Medical care insurance
Medical care insurance comprises the reimbursements that Kela provides for medicine costs, doctors’ and dentists’ fees, examination and treatment costs and travel costs as well as the expenditure on rehabilitation with the exception of rehabilitation allowances, the compensations for medical care expenses provided under the employment accident insurance scheme for agricultural entrepreneurs (basic coverage) and EU reimbursements for medical care expenses.
Benefit expenditures and administrative costs under the medical care insurance are funded by the state and the insured. As of 2025, the funding of medical care insurance changed so that the state covers 51.4% of the funding of benefits and operating costs (as well as a share of reimbursements for medical care benefits received abroad that are paid to other EU countries) and the insured 48.6%.

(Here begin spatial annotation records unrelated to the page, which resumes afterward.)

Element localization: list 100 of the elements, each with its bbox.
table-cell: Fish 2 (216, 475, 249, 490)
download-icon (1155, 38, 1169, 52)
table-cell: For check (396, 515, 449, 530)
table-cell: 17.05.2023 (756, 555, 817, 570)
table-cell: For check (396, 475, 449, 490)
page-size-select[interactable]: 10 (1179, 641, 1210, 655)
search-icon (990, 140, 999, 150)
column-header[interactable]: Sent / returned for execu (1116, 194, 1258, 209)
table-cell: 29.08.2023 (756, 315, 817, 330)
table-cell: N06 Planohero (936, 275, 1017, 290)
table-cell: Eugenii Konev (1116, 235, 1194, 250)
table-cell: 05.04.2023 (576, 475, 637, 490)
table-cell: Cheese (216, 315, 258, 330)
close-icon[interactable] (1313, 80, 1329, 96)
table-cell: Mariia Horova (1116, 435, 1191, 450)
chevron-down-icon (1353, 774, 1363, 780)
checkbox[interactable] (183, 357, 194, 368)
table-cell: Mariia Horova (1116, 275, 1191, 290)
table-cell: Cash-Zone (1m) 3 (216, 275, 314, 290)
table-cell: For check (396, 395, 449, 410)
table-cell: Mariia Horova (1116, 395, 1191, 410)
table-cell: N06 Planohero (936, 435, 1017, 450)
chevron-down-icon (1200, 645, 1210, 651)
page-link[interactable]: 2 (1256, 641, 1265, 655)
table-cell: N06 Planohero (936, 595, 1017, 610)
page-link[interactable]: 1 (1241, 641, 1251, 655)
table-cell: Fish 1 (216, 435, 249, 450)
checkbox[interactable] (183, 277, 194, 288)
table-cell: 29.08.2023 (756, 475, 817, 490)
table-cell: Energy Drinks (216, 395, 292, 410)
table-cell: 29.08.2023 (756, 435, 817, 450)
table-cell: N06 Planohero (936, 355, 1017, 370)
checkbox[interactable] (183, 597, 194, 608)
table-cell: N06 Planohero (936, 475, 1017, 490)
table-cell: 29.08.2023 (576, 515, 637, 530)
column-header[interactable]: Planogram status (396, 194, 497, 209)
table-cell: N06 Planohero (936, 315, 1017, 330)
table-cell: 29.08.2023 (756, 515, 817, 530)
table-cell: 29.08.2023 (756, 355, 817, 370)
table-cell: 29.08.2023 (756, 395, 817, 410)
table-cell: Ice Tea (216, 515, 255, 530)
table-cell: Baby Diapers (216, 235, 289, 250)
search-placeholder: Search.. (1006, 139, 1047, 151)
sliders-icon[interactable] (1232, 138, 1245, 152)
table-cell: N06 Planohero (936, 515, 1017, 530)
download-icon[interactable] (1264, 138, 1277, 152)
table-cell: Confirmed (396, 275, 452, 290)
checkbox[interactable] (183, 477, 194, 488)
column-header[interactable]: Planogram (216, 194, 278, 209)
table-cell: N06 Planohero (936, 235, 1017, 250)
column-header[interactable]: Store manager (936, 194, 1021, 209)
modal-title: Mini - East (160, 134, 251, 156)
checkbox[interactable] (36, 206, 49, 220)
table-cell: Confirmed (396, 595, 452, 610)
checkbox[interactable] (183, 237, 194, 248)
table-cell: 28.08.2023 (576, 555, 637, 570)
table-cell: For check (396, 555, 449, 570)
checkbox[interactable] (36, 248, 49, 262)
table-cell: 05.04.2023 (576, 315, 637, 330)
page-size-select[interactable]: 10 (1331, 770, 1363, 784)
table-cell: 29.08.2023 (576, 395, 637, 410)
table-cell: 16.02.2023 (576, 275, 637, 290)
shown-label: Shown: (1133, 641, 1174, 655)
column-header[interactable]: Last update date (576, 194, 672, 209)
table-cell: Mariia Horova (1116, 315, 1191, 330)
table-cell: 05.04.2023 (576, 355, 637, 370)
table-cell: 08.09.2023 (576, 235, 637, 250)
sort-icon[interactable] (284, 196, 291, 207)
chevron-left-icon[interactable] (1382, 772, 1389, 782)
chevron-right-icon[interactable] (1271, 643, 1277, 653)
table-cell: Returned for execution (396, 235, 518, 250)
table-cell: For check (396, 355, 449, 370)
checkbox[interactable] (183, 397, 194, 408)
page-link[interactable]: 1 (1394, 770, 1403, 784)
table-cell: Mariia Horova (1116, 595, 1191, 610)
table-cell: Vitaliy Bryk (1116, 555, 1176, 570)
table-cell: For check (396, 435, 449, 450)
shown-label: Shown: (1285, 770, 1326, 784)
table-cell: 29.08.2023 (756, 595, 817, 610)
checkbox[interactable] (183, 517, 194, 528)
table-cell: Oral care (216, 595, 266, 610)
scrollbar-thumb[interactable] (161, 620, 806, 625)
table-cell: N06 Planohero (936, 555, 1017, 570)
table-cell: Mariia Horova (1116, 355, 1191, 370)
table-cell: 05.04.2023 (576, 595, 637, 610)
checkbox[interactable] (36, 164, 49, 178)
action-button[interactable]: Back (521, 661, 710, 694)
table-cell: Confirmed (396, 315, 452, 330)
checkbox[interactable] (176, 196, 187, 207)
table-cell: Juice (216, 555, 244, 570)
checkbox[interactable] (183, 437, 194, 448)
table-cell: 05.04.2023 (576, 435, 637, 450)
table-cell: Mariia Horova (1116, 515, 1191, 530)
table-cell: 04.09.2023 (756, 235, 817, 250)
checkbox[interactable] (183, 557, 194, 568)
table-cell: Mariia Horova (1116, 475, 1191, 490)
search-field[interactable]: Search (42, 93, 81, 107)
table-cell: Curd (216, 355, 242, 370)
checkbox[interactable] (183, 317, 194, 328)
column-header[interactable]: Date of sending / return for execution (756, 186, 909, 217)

A contribution towards medical care insurance is payable by all insured persons (i.e., employees, self-employed persons and pension recipients and other beneficiaries) based on their taxable earnings subject to local government tax. The contribution percentages are determined annually, with the basic rule being that the beneficiaries’ contribution must be 0.39 percentage points higher than that of wage and salary earners and the self-employed.
The current assets of the national health insurance, after deduction for borrowed capital and funds set aside, must be 8–12% of the total annual expenditure on health insurance. The criteria for the contributions payable by employers and the insured population, as well as the state’s share of funding for the medical care insurance, are determined so as to fulfil this condition.